La chimère incroyable de la Nouvelle Rédemption, par l’intermédiaire d’une vieille bigote vénitienne que Postel appelle la Mère Jeanne, est le sujet de trois de ses ouvrages, les Très merveilleuses victoires des femmes du Nouveau-Monde, Paris, 1553, in-16, le Prime nove de Altro Mondo, Venise, 1555, in-8o, et Il Libro della divina ordinatione, Padoue, 1555, même format. Ces deux derniers, dont je ne pense pas qu’il existe un autre exemplaire, et qui avoient été estimés trois cents francs par le libraire Martin, dans le catalogue de Boze, il y a quatre-vingt-deux ans, ont été vendus en un seul et mince volume au prix énorme de neuf cents francs, chez Gaignat, et offerts pour cinq cents chez Mac-Carthy. Ils ont passé de là dans mes mains, et je n’ai prétendu tirer de ces particularités bibliographiques qu’une induction de peu de valeur : c’est qu’aussitôt que la scribomanie a suscité un fou pour écrire de pareilles inepties, la bibliomanie ne manque jamais d’en susciter un autre pour les acheter.

J’espère qu’on ne me saura pas mauvais gré de franchir un siècle pour passer de Guillaume Postel à Simon Morin; c’est un petit passe-droit que je fais subir à la chronologie au bénéfice de la logique, s’il peut toutefois être question de logique dans la bibliographie des fous.

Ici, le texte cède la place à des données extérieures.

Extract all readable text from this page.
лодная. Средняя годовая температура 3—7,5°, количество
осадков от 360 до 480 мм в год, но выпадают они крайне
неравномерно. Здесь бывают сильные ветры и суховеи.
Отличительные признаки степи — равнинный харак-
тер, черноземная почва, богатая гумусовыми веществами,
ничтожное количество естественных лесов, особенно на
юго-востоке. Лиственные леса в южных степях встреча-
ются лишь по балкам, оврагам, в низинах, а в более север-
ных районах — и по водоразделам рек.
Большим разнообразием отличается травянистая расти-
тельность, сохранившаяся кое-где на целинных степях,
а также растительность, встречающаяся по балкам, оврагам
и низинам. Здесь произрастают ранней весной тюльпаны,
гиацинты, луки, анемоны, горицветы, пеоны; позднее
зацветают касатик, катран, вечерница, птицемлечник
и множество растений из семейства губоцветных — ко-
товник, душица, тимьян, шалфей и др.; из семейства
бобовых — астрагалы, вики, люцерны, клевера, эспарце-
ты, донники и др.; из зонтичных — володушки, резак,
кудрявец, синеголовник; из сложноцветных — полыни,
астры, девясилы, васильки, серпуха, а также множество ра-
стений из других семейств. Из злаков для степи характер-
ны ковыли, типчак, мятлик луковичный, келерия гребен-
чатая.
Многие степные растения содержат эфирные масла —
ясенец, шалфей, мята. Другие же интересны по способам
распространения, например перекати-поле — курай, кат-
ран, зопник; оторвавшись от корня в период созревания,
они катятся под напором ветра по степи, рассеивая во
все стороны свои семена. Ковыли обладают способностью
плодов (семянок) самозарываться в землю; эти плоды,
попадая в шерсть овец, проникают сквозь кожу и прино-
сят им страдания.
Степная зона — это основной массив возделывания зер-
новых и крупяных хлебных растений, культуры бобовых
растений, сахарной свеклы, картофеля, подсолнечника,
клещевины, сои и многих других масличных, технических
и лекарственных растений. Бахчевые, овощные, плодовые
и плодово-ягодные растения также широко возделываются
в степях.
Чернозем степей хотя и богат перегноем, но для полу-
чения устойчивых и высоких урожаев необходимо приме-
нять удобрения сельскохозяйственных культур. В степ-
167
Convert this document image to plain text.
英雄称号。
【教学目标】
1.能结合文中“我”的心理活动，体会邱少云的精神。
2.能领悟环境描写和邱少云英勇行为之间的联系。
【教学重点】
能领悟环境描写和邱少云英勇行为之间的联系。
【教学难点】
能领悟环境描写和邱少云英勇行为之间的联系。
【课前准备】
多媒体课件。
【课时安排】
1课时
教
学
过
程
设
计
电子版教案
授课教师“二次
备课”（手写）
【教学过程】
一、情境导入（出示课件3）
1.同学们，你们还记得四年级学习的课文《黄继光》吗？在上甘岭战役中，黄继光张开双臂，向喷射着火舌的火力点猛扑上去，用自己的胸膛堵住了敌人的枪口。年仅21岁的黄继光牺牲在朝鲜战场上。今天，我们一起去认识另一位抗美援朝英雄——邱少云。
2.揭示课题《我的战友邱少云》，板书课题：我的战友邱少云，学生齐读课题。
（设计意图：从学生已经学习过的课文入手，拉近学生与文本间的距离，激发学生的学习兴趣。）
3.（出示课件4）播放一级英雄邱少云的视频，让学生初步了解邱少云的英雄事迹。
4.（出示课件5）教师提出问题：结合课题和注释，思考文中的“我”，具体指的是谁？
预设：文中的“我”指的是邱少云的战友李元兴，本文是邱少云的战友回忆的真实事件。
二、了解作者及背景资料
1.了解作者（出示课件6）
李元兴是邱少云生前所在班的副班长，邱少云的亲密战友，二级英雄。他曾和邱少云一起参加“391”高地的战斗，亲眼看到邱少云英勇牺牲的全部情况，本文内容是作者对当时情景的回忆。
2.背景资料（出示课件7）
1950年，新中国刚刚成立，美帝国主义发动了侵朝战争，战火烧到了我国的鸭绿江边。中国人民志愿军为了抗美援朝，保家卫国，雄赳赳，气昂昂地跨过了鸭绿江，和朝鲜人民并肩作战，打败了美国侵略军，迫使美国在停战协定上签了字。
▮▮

Simon Morin, dont les Pensées parurent en 1647, avoit en effet quelque parenté avec Postel dans le genre de ses visions, mais il ne peut lui être comparé en aucune manière sous le rapport du savoir. C’étoit un pauvre diable qui avoit commencé par le métier d’écrivain public et fini par celui de tavernier, avant de s’aviser qu’il pourroit bien être Dieu le fils. Une fois qu’il eut acquis cette conviction, il chercha naïvement à la communiquer aux autres, mais la cour et le clergé refusèrent de le prendre au mot, et le Châtelet, qui n’entendoit pas raillerie sur ces matières, l’envoya brûler en Grève avec son livre, pendant qu’on fouettoit autour du bûcher quelques-unes des femmes libres du temps. Cette malheureuse victime de l’intolérance religieuse, et une des dernières qu’elle ait immolées, étoit née dans un mauvais siècle. Du nôtre, Simon Morin, plus modéré dans ses prétentions, se seroit contenté du pontificat suprême. Il auroit fondé une nouvelle église catholique en face de l’ancienne, et on n’en parleroit plus.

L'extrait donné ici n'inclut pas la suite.